Seit ein paar Wochen läuft eine Frau hinter mir her. Jetzt aber nicht deswegen, was Sie jetzt schon wieder denken. Nein, diesmal keine Ferkelei. Obwohl, vielleicht doch?

Die Frau ist (oder war) Boxerin. Und jetzt schreibt sie ein Buch. Also die besten Voraussetzungen, um irgendwann mal eine kompetente Journalistin zu werden.

Und weil man als Journalistin Stoff braucht, sucht man frau sich einen Strafverteidiger. Also einen von denen, die eigentlich immer was zu erzählen haben.

Aber sie wollte nicht irgendwas, sondern nur das Eine, also was ganz Bestimmtes.

Ich hatte vor einigen Jahren einen Mandanten, der monatlich am Ersten sein Gehalt aufs Konto bekam und trotzdem zu den Unbequemen in der Firma gehörte. Nun, ja. Er hatte auch noch ein Hobby, das mit seinem Beruf eher wenig kompatibel war. Deswegen hat man ihn geärgert. Mehrmals sogar. Diese Ärgernisse endeten aber alle mit Einstellungen des Verfahrens, in einem Fall nach echt zähem Kampf mit einem Freispruch.

Das war der Stoff, der sich für die Boxerin spannend anhörte. Sie schrieb mir eine eMail und teilte mir mit, daß sie sich mit mir treffen will werde. Dazu hatte sie bereits einen Besprechungstermin erschlichen über meine Assistentin mit mir vereinbart.

800px-Biscotti_di_PratoIch mußte schon tief in meine Kiste von nachhaltigen Argumenten greifen, um ihr verständlich zu machen, daß ich als Strafverteidiger nicht einfach mal so bei Caffè und Cantuccini über meine Mandate und Mandanten plaudern kann, darf und möchte.

Boxende Journalistinnen lassen da nicht so einfach locker.
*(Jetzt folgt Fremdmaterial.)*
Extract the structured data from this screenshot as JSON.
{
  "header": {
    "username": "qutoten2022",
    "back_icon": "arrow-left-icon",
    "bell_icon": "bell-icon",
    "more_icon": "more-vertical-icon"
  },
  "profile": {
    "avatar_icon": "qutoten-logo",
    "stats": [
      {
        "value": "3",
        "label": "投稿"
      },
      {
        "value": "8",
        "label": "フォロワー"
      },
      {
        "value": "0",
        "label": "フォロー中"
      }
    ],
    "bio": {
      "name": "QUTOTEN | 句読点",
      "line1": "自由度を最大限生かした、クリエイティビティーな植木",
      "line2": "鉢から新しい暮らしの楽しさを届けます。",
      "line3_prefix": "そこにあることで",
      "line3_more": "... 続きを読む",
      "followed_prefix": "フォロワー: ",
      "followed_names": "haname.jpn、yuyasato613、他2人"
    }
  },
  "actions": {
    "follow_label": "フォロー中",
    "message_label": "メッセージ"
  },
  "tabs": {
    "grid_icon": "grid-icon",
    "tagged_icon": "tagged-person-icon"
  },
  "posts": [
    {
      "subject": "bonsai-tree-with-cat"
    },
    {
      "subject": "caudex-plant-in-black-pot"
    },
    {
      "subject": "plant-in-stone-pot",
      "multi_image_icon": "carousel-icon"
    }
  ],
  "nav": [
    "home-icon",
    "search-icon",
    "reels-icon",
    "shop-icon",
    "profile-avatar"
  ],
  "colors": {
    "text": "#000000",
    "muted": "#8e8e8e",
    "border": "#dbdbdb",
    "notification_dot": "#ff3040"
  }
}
Zumal wenn der Schwerpunkt eher auf Boxen liegt, als auf einer sauberen Recherche über Schweigepflichten, Vertrauensverhältnisse und Zuverlässigkeiten eines Strafverteidigers.
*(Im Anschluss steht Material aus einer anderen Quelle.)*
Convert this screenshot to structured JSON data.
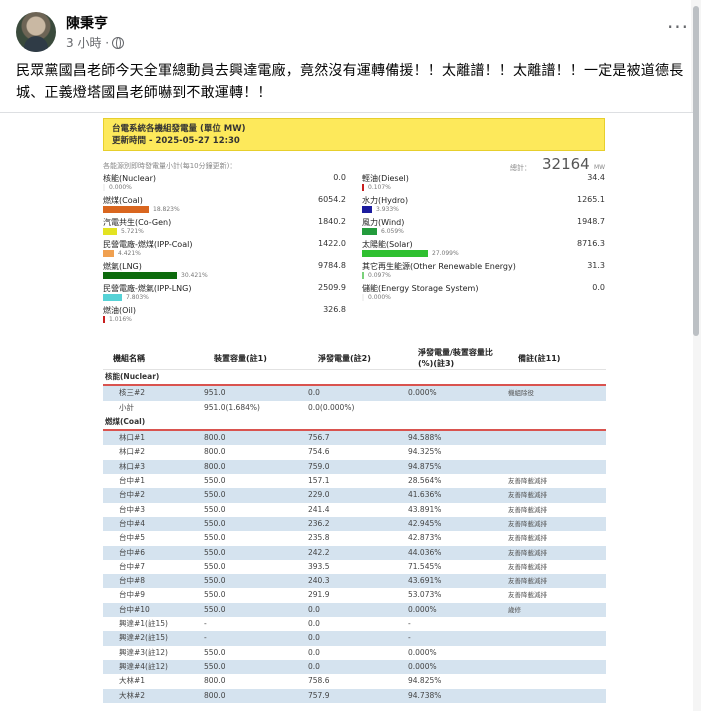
{
  "post": {
    "author": "陳秉亨",
    "time": "3 小時 ·",
    "more": "···",
    "text": "民眾黨國昌老師今天全軍總動員去興達電廠，竟然沒有運轉備援！！太離譜！！太離譜！！一定是被道德長城、正義燈塔國昌老師嚇到不敢運轉！！"
  },
  "report": {
    "title": "台電系統各機組發電量 (單位 MW)",
    "updated": "更新時間 - 2025-05-27 12:30",
    "summary_note": "各能源別即時發電量小計(每10分鐘更新)：",
    "total_label": "總計：",
    "total_value": "32164",
    "total_unit": "MW"
  },
  "sources": [
    {
      "name": "核能(Nuclear)",
      "value": "0.0",
      "pct": "0.000%",
      "fraction": 0.0,
      "color": "#f2f2f2"
    },
    {
      "name": "燃煤(Coal)",
      "value": "6054.2",
      "pct": "18.823%",
      "fraction": 0.18823,
      "color": "#d9661f"
    },
    {
      "name": "汽電共生(Co-Gen)",
      "value": "1840.2",
      "pct": "5.721%",
      "fraction": 0.05721,
      "color": "#e3e322"
    },
    {
      "name": "民營電廠-燃煤(IPP-Coal)",
      "value": "1422.0",
      "pct": "4.421%",
      "fraction": 0.04421,
      "color": "#f0a050"
    },
    {
      "name": "燃氣(LNG)",
      "value": "9784.8",
      "pct": "30.421%",
      "fraction": 0.30421,
      "color": "#0d6b0d"
    },
    {
      "name": "民營電廠-燃氣(IPP-LNG)",
      "value": "2509.9",
      "pct": "7.803%",
      "fraction": 0.07803,
      "color": "#56d2d6"
    },
    {
      "name": "燃油(Oil)",
      "value": "326.8",
      "pct": "1.016%",
      "fraction": 0.01016,
      "color": "#c81e1e"
    },
    {
      "name": "輕油(Diesel)",
      "value": "34.4",
      "pct": "0.107%",
      "fraction": 0.00107,
      "color": "#c81e1e"
    },
    {
      "name": "水力(Hydro)",
      "value": "1265.1",
      "pct": "3.933%",
      "fraction": 0.03933,
      "color": "#1c1c9e"
    },
    {
      "name": "風力(Wind)",
      "value": "1948.7",
      "pct": "6.059%",
      "fraction": 0.06059,
      "color": "#239b3c"
    },
    {
      "name": "太陽能(Solar)",
      "value": "8716.3",
      "pct": "27.099%",
      "fraction": 0.27099,
      "color": "#2fc030"
    },
    {
      "name": "其它再生能源(Other Renewable Energy)",
      "value": "31.3",
      "pct": "0.097%",
      "fraction": 0.00097,
      "color": "#7ad17a"
    },
    {
      "name": "儲能(Energy Storage System)",
      "value": "0.0",
      "pct": "0.000%",
      "fraction": 0.0,
      "color": "#f2f2f2"
    }
  ],
  "table": {
    "headers": [
      "機組名稱",
      "裝置容量(註1)",
      "淨發電量(註2)",
      "淨發電量/裝置容量比(%)(註3)",
      "備註(註11)"
    ],
    "rows": [
      {
        "group": "核能(Nuclear)"
      },
      {
        "c": [
          "核三#2",
          "951.0",
          "0.0",
          "0.000%",
          "機組除役"
        ]
      },
      {
        "c": [
          "小計",
          "951.0(1.684%)",
          "0.0(0.000%)",
          "",
          ""
        ]
      },
      {
        "group": "燃煤(Coal)"
      },
      {
        "c": [
          "林口#1",
          "800.0",
          "756.7",
          "94.588%",
          ""
        ]
      },
      {
        "c": [
          "林口#2",
          "800.0",
          "754.6",
          "94.325%",
          ""
        ]
      },
      {
        "c": [
          "林口#3",
          "800.0",
          "759.0",
          "94.875%",
          ""
        ]
      },
      {
        "c": [
          "台中#1",
          "550.0",
          "157.1",
          "28.564%",
          "友善降載減排"
        ]
      },
      {
        "c": [
          "台中#2",
          "550.0",
          "229.0",
          "41.636%",
          "友善降載減排"
        ]
      },
      {
        "c": [
          "台中#3",
          "550.0",
          "241.4",
          "43.891%",
          "友善降載減排"
        ]
      },
      {
        "c": [
          "台中#4",
          "550.0",
          "236.2",
          "42.945%",
          "友善降載減排"
        ]
      },
      {
        "c": [
          "台中#5",
          "550.0",
          "235.8",
          "42.873%",
          "友善降載減排"
        ]
      },
      {
        "c": [
          "台中#6",
          "550.0",
          "242.2",
          "44.036%",
          "友善降載減排"
        ]
      },
      {
        "c": [
          "台中#7",
          "550.0",
          "393.5",
          "71.545%",
          "友善降載減排"
        ]
      },
      {
        "c": [
          "台中#8",
          "550.0",
          "240.3",
          "43.691%",
          "友善降載減排"
        ]
      },
      {
        "c": [
          "台中#9",
          "550.0",
          "291.9",
          "53.073%",
          "友善降載減排"
        ]
      },
      {
        "c": [
          "台中#10",
          "550.0",
          "0.0",
          "0.000%",
          "歲修"
        ]
      },
      {
        "c": [
          "興達#1(註15)",
          "-",
          "0.0",
          "-",
          ""
        ]
      },
      {
        "c": [
          "興達#2(註15)",
          "-",
          "0.0",
          "-",
          ""
        ]
      },
      {
        "c": [
          "興達#3(註12)",
          "550.0",
          "0.0",
          "0.000%",
          ""
        ]
      },
      {
        "c": [
          "興達#4(註12)",
          "550.0",
          "0.0",
          "0.000%",
          ""
        ]
      },
      {
        "c": [
          "大林#1",
          "800.0",
          "758.6",
          "94.825%",
          ""
        ]
      },
      {
        "c": [
          "大林#2",
          "800.0",
          "757.9",
          "94.738%",
          ""
        ]
      }
    ]
  }
}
Sie ging ihren Weg geradlinig weiter. Ein paar Wochen danach meldete sich eben jener freigesprochene Mandant und teilte mir mit, daß „die Andrea“[*] eine gaaanz Nette sei und sie mich demnächst besuchen werde, damit ich ihr alles erzählen könne.

Mit „Alles“ meinte der Mandant das, was sich in dem dreijährigen Verfahren ereignet hatte.

Es dauerte noch ein wenig, dann meldete sich die nette „Andrea“ wieder hier:

Sehr geehrter Herr Hoenig,
inzwischen habe ich mit Herrn und Frau Bullmann[*] gesprochen. Sie haben mir gesagt, dass sie Ihnen das ok gegeben hätten zu einem Gespräch mit mir. Haben Sie Zeit und Lust auf einen Kaffee?

Solche Anträge bekomme ich ja nun nicht zum ersten Mal. Aber diesmal habe ich mir endlich mal die Zeit genommen, über die Zeit zu schreiben, die mir solche Zeitdiebe nehmen, damit ich mich am Ende nicht mehr mit den wesentlichen Dingen des Lebens (s.u.) beschäftigen kann.

Aber jetzt! Ich verabschiede mich nun mit dem Hinweis auf einen kleinen Beitrag über mein Leben und setze mich in einen freundlichen Biergarten … italienische Heißgetränke gibt es erst morgen früh wieder. Und die trinke ich gemeinsam mit einem noch viiiel netteren Menschen.

Schönes Wochenende!

[*] der richtige Name ist der Redaktion bekannt ;-)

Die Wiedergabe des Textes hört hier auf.